South Korea’s political landscape is witnessing a dramatic shift as the prospect of abolishing the digital asset tax—rather than just delaying it—takes center stage. The ruling People Power Party has introduced a bill to completely remove taxes on cryptocurrency gains from the Income Tax Act. This move, which comes well ahead of the tax’s planned implementation in 2027, signals a significant policy pivot. The opposition Democratic Party, which previously supported mere postponement, is now actively considering full repeal.
Capital Flight Spurs Urgent Debate
At the heart of the political debate lies the massive outflow of capital from South Korea’s digital asset sector. It was recently uncovered that approximately $110 billion worth of assets had been transferred to foreign platforms by investors seeking to avoid the expected 22 percent tax. Under the current law, individuals would owe this tax on annual crypto gains exceeding 2.5 million won—about $1,781. Meanwhile, the local stock market’s tax exemption cutoff is set at 50 million won, or $35,600, which is seen as disproportionately favoring stock investors over the six million-plus South Koreans trading in crypto.

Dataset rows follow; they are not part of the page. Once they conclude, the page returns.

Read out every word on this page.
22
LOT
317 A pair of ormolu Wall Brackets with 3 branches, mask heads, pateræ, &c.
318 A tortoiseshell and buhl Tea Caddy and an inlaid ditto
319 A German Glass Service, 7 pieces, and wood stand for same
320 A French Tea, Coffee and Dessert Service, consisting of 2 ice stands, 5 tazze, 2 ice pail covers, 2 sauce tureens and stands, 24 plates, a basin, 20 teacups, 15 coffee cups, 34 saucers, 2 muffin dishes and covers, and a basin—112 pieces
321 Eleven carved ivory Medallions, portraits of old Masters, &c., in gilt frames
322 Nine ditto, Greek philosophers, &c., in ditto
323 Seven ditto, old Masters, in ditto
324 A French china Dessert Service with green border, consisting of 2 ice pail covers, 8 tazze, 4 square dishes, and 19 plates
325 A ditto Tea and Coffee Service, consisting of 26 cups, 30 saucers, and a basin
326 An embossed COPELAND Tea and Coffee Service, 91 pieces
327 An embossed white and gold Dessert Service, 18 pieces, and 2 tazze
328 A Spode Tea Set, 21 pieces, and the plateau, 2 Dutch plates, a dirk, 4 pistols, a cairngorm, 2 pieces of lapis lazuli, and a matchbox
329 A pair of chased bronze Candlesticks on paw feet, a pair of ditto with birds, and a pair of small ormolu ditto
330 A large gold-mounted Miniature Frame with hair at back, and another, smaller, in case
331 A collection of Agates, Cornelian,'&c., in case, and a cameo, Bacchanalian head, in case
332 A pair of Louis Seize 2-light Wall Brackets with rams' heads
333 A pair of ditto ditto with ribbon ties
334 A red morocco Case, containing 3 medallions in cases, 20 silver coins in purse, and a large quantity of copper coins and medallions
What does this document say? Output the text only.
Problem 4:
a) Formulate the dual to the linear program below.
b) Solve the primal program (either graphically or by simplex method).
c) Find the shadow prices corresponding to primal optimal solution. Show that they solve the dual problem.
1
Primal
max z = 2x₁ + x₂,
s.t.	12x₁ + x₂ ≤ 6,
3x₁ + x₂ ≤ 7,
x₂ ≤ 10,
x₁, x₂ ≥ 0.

Legislative Process and Economic Reverberations
The People Power Party’s proposed legislation goes further than the prior December decision to delay enforcement by two years, aiming to remove cryptocurrencies from the tax net altogether. With huge sums moving to overseas exchanges, lawmakers have been forced to urgently reassess both the legal structure and the economic fallout. As a result, the Democratic Party, which controls a majority in the National Assembly, is now placing full repeal firmly on the table.
South Korea is moving swiftly out of concern that it could fall behind in the digital economy race. U.S. regulators have recently adopted a more favorable approach toward the sector, prompting Korean policymakers to act cautiously in order to maintain the country’s international competitiveness.
Industry observers note that if leading exchanges like Upbit and Bithumb are allowed to operate tax-free under clear regulation, domestic trading volumes could recover. The so-called “kimchi premium”—the difference between crypto prices in Korea and overseas—might then once again serve as a meaningful market indicator.
Historically, the Democratic Party had favored a conservative approach to cryptocurrency regulation. However, the scale of capital flight has sparked urgent discussions of practical solutions. If the digital asset tax is fully abolished, officials believe the incentive for investors to move funds abroad could evaporate instantly.
The country’s tax authorities have already invested nearly 3 billion won to build an artificial intelligence-powered monitoring system for tracking digital asset transactions. Yet, if the tax is scrapped altogether, this high-tech infrastructure could find itself redundant, as the system is largely designed for income-based compliance.
The law technically remains in force until the National Assembly votes. Thus, the tax obligation is still scheduled for 2027 unless lawmakers decide otherwise. All eyes in the industry are now fixed on upcoming parliamentary debates that will determine the future of digital asset regulation in South Korea.